ConvertWorldLocationToScreenLocation has exponential growth of X value.

It appears that ConvertWorldLocationToScreenLocation is behaving incorrectly. In this example I am having an arrow point to an actor that is off screen. The arrow is positioned around the screen to show you what direction you need to scroll (in this case it’s down and right). This should place the arrow in the bottom right of the screen. However when I convert the location to the screen location the X value of the screen location goes crazy and grows exponentially when I scroll vertically. When it gets too big, the node return false and results in the arrow being placed in the top left corner.

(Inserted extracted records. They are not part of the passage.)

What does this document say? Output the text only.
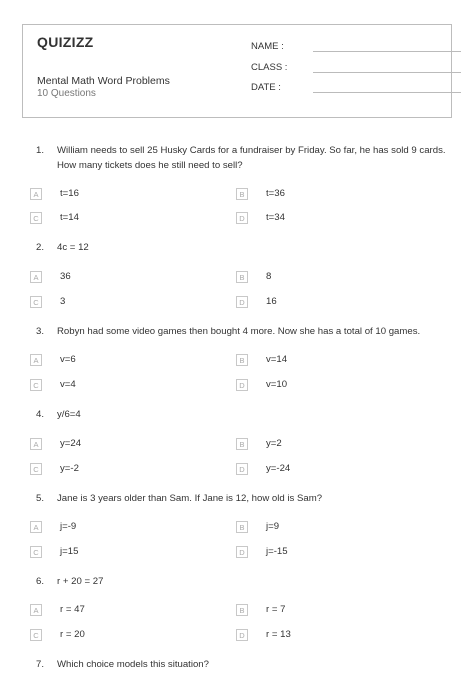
QUIZIZZ
Mental Math Word Problems
10 Questions
NAME :
CLASS :
DATE :
1.	William needs to sell 25 Husky Cards for a fundraiser by Friday. So far, he has sold 9 cards. How many tickets does he still need to sell?
A	t=16	B	t=36
C	t=14	D	t=34
2.	4c = 12
A	36	B	8
C	3	D	16
3.	Robyn had some video games then bought 4 more. Now she has a total of 10 games.
A	v=6	B	v=14
C	v=4	D	v=10
4.	y/6=4
A	y=24	B	y=2
C	y=-2	D	y=-24
5.	Jane is 3 years older than Sam. If Jane is 12, how old is Sam?
A	j=-9	B	j=9
C	j=15	D	j=-15
6.	r + 20 = 27
A	r = 47	B	r = 7
C	r = 20	D	r = 13
7.	Which choice models this situation?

To get this effect, I use the ConvertWorldLocationToScreenLocation node and use a lerp to determine what part of the screen it should be on. I lerp X and Y individually to determine the position of the arrow widget. This is the logic behind it. Note I do make sure to scale it based on the Screen DPI. I’ve tried this with the location to widget position node as well and it also results in the same crazy numbers for such little movement.

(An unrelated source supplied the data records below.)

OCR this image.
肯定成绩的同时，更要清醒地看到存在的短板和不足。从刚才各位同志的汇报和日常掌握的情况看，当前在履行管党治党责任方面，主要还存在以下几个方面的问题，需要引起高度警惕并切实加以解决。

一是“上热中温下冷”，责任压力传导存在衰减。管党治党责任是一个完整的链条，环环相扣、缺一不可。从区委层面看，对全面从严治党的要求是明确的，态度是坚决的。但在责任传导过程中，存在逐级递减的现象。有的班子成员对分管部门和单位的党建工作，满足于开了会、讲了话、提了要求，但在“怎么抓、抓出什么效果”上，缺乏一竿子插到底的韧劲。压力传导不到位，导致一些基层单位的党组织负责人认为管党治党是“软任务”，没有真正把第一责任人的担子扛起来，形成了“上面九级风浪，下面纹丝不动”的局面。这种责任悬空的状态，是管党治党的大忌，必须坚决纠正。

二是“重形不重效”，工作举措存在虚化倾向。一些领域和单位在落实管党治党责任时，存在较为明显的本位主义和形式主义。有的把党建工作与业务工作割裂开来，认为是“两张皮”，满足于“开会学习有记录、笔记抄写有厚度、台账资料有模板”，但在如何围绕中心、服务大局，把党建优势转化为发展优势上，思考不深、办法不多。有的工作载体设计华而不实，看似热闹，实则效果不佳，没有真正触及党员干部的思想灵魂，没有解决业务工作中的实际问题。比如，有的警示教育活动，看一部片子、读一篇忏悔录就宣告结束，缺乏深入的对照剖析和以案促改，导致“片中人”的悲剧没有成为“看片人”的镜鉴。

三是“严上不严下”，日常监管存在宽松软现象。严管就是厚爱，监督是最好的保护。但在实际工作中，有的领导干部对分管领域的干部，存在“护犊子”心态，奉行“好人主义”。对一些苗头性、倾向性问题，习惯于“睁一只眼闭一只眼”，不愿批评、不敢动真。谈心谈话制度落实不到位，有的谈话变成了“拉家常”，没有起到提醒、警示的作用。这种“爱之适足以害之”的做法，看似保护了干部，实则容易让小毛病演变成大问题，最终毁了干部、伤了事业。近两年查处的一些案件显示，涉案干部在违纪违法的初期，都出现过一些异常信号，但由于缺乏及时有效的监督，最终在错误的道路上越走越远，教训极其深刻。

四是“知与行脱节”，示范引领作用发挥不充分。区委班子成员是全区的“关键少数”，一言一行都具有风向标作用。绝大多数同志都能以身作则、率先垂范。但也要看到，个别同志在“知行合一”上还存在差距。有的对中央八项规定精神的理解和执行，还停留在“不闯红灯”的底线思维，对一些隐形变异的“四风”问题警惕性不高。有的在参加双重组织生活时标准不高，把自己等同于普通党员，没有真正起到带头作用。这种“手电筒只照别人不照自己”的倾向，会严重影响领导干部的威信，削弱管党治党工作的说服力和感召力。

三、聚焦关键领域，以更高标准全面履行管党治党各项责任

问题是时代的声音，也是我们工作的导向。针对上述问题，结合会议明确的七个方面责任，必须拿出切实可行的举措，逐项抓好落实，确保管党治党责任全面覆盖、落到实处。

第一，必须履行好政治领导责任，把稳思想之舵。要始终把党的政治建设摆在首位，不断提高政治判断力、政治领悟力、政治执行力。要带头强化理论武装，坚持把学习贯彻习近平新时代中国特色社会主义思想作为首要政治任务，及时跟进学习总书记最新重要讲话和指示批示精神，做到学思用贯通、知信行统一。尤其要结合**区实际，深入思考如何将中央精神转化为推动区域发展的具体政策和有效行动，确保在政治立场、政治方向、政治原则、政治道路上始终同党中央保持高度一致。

It looks like it’s simply saying that this position can not be project to screen space for some reason (probably reaching the limit of floats) and failing out. What I can’t figure out is why the numbers are jumping so much at this distance.

I’m still looking into this and have determined that the part that is failing is inside SceneView.cpp

bool FSceneView::ProjectWorldToScreen(const FVector& WorldPosition, const FIntRect& ViewRect, const FMatrix& ViewProjectionMatrix, FVector2D& out_ScreenPos)
{
        FPlane Result = ViewProjectionMatrix.TransformFVector4(FVector4(WorldPosition, 1.f));
        if ( Result.W > 0.0f )
    	{
        ...
        }
    return false;
}

It seems that Result is blank even though my World position is (1816.46545, 7144.05957, 272.999146). I’ll keep digging!

EDIT: It seems that I can’t go much further along this route. TransformFVector4 is a FORCEINLINE function and I don’t really know how to debug that. Any suggestions?

The general conciseness from unreal slackers is that this is happening because the vector is moving behind the cameras plane. that’s why it’s failing out.